Y es que Verónica Forqué dotaba a sus personajes de un toque personal que sólo puede venir proyectado desde el interior del propio actor – la pasión que se aprecia en su manera de entender la vida y la profesión, y de relacionarse con los demás, era su sello de identidad. Ganadora de multitud de premios y reconocimientos otorgados por crítica y colegas de oficio, destacan los cinco Premios Goya, a las órdenes de algunos de los directores bandera del cine patrio, como Fernando Trueba (El año de las luces, 1986), Luis García Berlanga (Moros y Cristianos, 1987), o Pedro Almodóvar (Kika, 1994). La confianza de los grandes directores en Verónica Forqué es sólo una prueba más del valor de la actriz.
Verónica dedicó la última década a afianzarse como actriz referencia dentro del circuito de teatro español, además de protagonizar varias inmersiones en el siempre feroz mercado televisivo. La última de estas (última en ver la luz a fecha de redacción de este artículo – la actriz participaría en una serie para HBO MAX España titulada ‘Pobre diablo’ que verá la luz en el próximo año 2022) sería su reciente paso por el reality show de TVE Masterchef Celebrity. Durante el transcurso del mismo, la carismática actriz alternaría episodios de fuerza y entereza con momentos de tensión y estrés que, en última instancia, acabarían por desembocar en su abandono voluntario del programa.
Las redes sociales, siempre plagadas de voraces víboras que utilizan el escudo de la pantalla y el anonimato para vomitar sus más profundas frustraciones personales en forma de ataques, críticas y burlas hacia una de las figuras más respetadas del espacio artístico y audiovisual nacional por atreverse a dar un paso al frente y reconocer la propia vulnerabilidad, la propia incapacidad, la propia confusión. Para admitir que no hay fuerzas para continuar. Que no puede seguir siendo fuerte, o fingiendo serlo, durante más tiempo.
Hay quien dice que la prueba última de fortaleza es ser capaz de quitarse la careta y pedir ayuda – pero si atendemos a la manera en que algunas personas menosprecian la necesidad de ayuda ajena, cabe preguntarse por qué seguimos fallando en esto.

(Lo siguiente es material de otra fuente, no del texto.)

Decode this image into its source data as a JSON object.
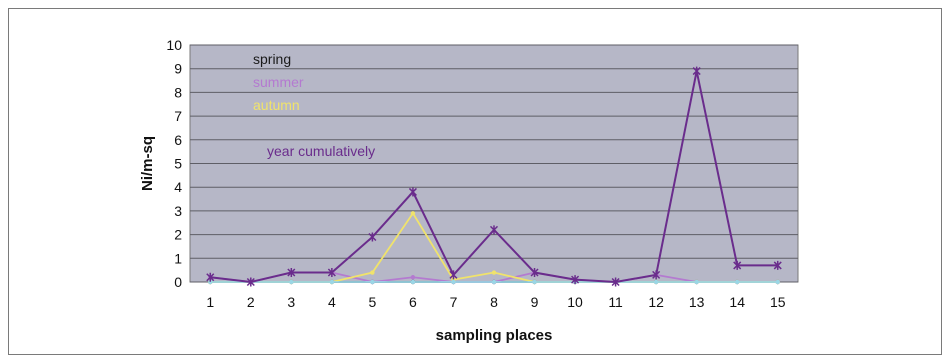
{
  "chart_data": {
    "type": "line",
    "title": "",
    "xlabel": "sampling places",
    "ylabel": "Ni/m-sq",
    "ylim": [
      0,
      10
    ],
    "yticks": [
      0,
      1,
      2,
      3,
      4,
      5,
      6,
      7,
      8,
      9,
      10
    ],
    "x": [
      1,
      2,
      3,
      4,
      5,
      6,
      7,
      8,
      9,
      10,
      11,
      12,
      13,
      14,
      15
    ],
    "grid": true,
    "legend": "inside top-left",
    "plot_background": "#b6b7c7",
    "series": [
      {
        "name": "spring",
        "color": "#1a1a1a",
        "values": [
          0,
          0,
          0,
          0,
          0,
          0,
          0,
          0,
          0,
          0,
          0,
          0,
          0,
          0,
          0
        ]
      },
      {
        "name": "summer",
        "color": "#b47ad0",
        "values": [
          0.2,
          0,
          0.4,
          0.4,
          0,
          0.2,
          0,
          0,
          0.4,
          0.1,
          0,
          0.3,
          0,
          0,
          0
        ]
      },
      {
        "name": "autumn",
        "color": "#f0e36b",
        "values": [
          0,
          0,
          0,
          0,
          0.4,
          2.9,
          0.1,
          0.4,
          0,
          0,
          0,
          0,
          0,
          0,
          0
        ]
      },
      {
        "name": "",
        "color": "#9ad6e6",
        "values": [
          0,
          0,
          0,
          0,
          0,
          0,
          0,
          0,
          0,
          0,
          0,
          0,
          0,
          0,
          0
        ]
      },
      {
        "name": "year cumulatively",
        "color": "#6a2c8c",
        "values": [
          0.2,
          0,
          0.4,
          0.4,
          1.9,
          3.8,
          0.3,
          2.2,
          0.4,
          0.1,
          0,
          0.3,
          8.9,
          0.7,
          0.7
        ]
      }
    ]
  }
}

¿Por qué seguimos viendo reflejada nuestra propia incapacidad en la incapacidad ajena, hasta el punto de repudiar y rechazar al incapaz – rechazándonos, en realidad, a nosotros mismos por sabernos, en realidad y más allá de todo disfraz, incapaces ?

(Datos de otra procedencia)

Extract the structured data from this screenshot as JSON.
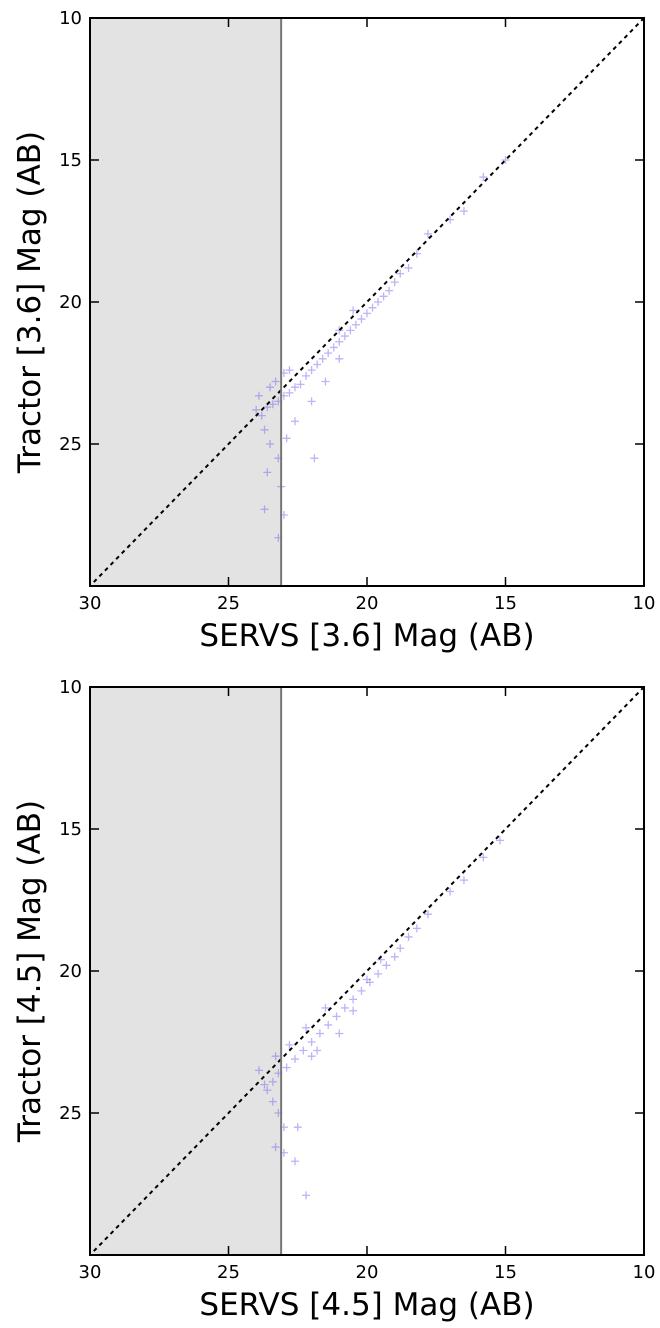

En la práctica totalidad de los casos, las personas no somos capaces de sobreponernos a nosotros mismos. Desde este punto de vista, pretender que las personas sean tolerantes con el dolor y el sufrimiento ajeno es una utopía.
Verónica Forqué se ha suicidado. Pero Verónica Forqué, por desgracia, estaba muerta antes de suicidarse. Todo comienza cuando una persona se queda sin herramientas para luchar contra sí misma. Cuando una persona ha vivido demasiado tiempo atenta a las cosas a las que no debía atender, o demasiado tiempo sin atender a las cosas que debía atender, o ambas a la vez – consciente o inconscientemente. Y entonces la persona empieza a pedir auxilio – consciente o inconscientemente.
Porque nadie quiere morir. Ni siquiera el que afirma que quiere morir quiere morir. Al menos, no de verdad – no realmente. La mente se enferma, de la misma manera que lo hace el cuerpo, y, de la misma forma en que la función de nuestros riñones o nuestros pulmones puede verse entorpecida a causa de los malos hábitos, también la mente puede producir pensamientos auto destructivos o dañinos que parecen atentar contra nosotros.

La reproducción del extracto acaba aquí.